Un grito de rabia recorrió la colina hueca.
—Volved a llamarnos así y os tragaréis la lengua, perro —le espetó Lim desenfundando la espada larga.
—Mira qué valiente —dijo el Perro contemplando la hoja con desprecio—, muestra el acero a un prisionero atado. ¿Por qué no me desatáis? Ya veríamos entonces lo valeroso que sois. —Echó una mirada hacia atrás, en dirección al Cazador Loco—. Y vos ¿qué? ¿Es que os habéis dejado todo el valor en las perreras?
—No, pero tendría que haberos dejado en una jaula de cuervos. —El cazador sacó un cuchillo—. Puede que aún no sea tarde.
El Perro se le rió en la cara.
—Aquí todos somos hermanos —declaró Thoros de Myr—. Hermanos santos leales al reino, a nuestro dios y entre nosotros.
—La hermandad sin estandartes. —Tom Sietecuerdas rasgueó la lira—. Los caballeros de la colina hueca.
—¿Caballeros? —En labios de Clegane la palabra sonaba a burla—. Dondarrion es un caballero, pero los demás sois el grupo de bandidos y tullidos más despreciable que he visto jamás. Cuando cago me salen del cuerpo hombres mejores que vosotros.
—Todo caballero puede armar caballeros —dijo el espantapájaros que era Beric Dondarrion—, y todos los hombres que veis aquí han sentido la espada en el hombro. Somos la hermandad olvidada.
—Dejad que me marche y yo también me olvidaré de vosotros —le espetó Clegane—. Pero, si tenéis intención de matarme, hacedlo de una puta vez. Me habéis quitado la espada, el caballo y el oro, así que quitadme la vida y acabemos cuanto antes. Todo menos aguantar tanta cháchara religiosa.
—Moriréis pronto, Perro —le prometió Thoros—, pero no será un asesinato, será justicia.

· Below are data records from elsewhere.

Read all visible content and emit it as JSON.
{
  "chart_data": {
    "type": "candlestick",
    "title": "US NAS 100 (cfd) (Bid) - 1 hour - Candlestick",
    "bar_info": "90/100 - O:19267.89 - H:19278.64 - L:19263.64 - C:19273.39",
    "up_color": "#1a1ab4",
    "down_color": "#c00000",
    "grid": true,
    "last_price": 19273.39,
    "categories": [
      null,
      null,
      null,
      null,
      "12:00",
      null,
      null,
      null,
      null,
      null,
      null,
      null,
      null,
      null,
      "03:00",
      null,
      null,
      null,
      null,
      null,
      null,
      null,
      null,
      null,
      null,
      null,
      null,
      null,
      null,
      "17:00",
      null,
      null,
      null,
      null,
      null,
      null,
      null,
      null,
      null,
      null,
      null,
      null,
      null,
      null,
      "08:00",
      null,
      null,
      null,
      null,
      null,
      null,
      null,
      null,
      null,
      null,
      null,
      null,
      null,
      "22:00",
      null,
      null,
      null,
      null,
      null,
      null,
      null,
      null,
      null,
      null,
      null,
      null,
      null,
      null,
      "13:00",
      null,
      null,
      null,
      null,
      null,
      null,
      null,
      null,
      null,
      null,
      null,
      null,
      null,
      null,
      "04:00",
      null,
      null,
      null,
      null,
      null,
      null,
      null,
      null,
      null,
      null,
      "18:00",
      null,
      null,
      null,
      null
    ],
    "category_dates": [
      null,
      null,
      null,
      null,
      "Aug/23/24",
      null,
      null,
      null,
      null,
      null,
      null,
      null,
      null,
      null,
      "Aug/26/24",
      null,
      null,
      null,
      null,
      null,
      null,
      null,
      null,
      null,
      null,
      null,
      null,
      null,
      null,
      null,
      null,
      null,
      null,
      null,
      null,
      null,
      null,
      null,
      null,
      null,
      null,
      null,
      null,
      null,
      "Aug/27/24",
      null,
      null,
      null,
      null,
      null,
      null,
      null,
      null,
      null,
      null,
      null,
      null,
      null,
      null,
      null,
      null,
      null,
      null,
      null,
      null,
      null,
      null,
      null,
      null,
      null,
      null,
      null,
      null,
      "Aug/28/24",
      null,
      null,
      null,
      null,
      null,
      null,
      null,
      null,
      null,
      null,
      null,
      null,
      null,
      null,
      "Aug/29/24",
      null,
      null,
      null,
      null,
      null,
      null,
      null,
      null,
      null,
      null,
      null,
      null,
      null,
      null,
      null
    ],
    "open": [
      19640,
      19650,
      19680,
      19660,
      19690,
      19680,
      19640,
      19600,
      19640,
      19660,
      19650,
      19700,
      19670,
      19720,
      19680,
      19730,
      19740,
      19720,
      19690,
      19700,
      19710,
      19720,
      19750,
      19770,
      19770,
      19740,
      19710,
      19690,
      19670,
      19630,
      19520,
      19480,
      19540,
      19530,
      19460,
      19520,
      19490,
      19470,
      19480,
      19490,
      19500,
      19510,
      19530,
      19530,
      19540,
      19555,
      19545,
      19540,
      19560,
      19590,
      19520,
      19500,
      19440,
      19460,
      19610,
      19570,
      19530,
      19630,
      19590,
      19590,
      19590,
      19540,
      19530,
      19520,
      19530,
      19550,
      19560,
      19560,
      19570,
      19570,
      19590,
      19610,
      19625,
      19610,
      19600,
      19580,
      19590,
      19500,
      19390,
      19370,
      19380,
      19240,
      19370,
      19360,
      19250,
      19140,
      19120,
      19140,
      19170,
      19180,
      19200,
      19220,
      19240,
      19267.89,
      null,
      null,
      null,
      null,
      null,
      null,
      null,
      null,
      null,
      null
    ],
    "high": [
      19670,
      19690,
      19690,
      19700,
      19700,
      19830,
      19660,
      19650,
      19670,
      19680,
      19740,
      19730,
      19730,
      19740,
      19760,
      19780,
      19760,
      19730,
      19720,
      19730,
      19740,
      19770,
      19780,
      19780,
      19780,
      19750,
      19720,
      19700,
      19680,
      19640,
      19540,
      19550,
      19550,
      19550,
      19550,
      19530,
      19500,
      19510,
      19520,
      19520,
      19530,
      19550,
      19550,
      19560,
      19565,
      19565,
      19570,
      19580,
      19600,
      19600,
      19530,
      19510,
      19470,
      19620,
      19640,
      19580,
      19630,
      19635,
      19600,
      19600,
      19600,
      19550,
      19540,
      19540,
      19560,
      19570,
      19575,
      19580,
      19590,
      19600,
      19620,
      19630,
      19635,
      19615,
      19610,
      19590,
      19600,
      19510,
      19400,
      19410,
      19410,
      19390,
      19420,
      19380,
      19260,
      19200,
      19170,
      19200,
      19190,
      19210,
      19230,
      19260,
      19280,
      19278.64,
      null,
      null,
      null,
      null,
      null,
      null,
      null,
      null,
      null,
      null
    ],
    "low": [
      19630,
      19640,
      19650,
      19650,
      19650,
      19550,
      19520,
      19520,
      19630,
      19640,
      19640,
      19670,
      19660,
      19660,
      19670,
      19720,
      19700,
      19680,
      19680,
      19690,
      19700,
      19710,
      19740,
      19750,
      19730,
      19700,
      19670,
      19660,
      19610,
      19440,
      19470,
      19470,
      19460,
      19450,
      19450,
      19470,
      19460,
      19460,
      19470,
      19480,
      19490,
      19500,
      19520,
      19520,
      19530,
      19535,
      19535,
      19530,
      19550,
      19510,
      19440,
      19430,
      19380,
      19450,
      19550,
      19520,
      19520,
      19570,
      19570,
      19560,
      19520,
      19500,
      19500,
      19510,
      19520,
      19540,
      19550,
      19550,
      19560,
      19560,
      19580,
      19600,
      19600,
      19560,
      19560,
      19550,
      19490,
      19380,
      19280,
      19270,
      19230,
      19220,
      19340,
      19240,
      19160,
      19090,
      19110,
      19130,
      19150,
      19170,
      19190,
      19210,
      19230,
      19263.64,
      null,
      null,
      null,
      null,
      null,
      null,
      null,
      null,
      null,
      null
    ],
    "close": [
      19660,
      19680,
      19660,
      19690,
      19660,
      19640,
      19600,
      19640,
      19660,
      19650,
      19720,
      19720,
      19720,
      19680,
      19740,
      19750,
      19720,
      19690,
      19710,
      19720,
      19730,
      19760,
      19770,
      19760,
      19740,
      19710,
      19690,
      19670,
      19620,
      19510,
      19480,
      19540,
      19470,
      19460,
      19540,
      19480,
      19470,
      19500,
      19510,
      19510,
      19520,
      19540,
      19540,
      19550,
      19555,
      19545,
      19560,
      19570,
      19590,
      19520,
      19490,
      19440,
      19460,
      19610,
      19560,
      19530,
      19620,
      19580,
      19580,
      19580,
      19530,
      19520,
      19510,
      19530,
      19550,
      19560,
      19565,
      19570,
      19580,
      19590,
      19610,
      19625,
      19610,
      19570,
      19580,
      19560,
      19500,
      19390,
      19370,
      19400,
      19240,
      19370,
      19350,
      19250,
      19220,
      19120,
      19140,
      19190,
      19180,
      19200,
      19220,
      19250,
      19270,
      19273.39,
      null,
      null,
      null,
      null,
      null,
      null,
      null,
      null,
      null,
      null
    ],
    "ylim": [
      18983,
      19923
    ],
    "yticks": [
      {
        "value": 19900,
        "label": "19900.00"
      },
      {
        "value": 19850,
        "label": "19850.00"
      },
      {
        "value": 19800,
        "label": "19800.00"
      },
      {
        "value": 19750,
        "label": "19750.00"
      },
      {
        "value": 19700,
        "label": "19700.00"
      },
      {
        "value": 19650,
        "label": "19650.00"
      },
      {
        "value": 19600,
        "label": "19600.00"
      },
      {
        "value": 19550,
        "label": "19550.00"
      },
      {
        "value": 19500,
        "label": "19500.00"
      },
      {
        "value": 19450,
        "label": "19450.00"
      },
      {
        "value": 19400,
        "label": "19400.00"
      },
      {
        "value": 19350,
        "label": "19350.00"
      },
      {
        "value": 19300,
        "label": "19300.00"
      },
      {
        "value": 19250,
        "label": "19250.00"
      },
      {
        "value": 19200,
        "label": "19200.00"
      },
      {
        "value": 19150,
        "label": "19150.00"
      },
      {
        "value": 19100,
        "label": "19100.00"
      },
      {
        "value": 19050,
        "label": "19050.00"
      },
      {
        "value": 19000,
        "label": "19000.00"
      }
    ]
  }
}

—Eso —dijo el Cazador Loco—, y os espera un destino mejor del que merecéis por lo que habéis hecho. ¡Decís que sois leones! En Sherrer y en el Vado del Titiritero violaron a niñas de seis y siete años, cortaron en dos a los bebés delante de sus madres. Jamás ha habido un león así de cruel.
—Yo no estuve en Sherrer ni en el Vado del Titiritero —le replicó el Perro—. Id a poner vuestros niños muertos ante la puerta de otro.
—¿Negáis que la Casa Clegane se erigió sobre los cadáveres de niños? —le replicó Thoros—. Vi depositar al príncipe Aegon y a la princesa Rhaenys ante el Trono de Hierro. En justicia vuestro blasón deberían ser dos niños ensangrentados en lugar de esos perros tan feos.
—¿Acaso me confundís con mi hermano? —El Perro hizo una mueca—. ¿Es un crimen nacer con el apellido Clegane?
—El asesinato es un crimen.
—¿A quién he asesinado yo?
—A Lord Lothar Mallery y a Ser Gladden Wylde —dijo Harwin.
—A mis hermanos Lister y Lennocks —declaró Jack-con-Suerte.
—A amo Beck y a Mudge, el hijo del molinero, en Donnelwood —gritó una anciana entre las sombras.
—A la viuda de Merriman, que tan dulce era en el lecho —añadió Barbaverde.
—A los septones de Charca Cenagosa.
—A Ser Andrey Charlton. A su escudero Lucas Roote. A todos los hombres, mujeres y niños de Pedregal y de Molino Nidorratón.
—A Lord y Lady Deddings, que eran ricos.
—A Alyn de Invernalia —siguió con el recuento Tom Sietecuerdas—, a Joth Arcoligero, al pequeño Matt y a su hermana Randa, a Anvil Ryn. A Ser Ormond. A Ser Dudley. Al Calvo de Mory, al Calvo de Lancewood, al Abuelo Calvo y al Calvo de la Arboleda de Shermer. A Wyl el Tallador Ciego. A la ama Maerie. A Maerie la Puta. A Becca la Panadera. A Ser Raymun Darry, a Lord Darry y al joven Lord Darry. Al bastardo de Bracken. A Fletcher Will. A Harsley. A la ama Nolla…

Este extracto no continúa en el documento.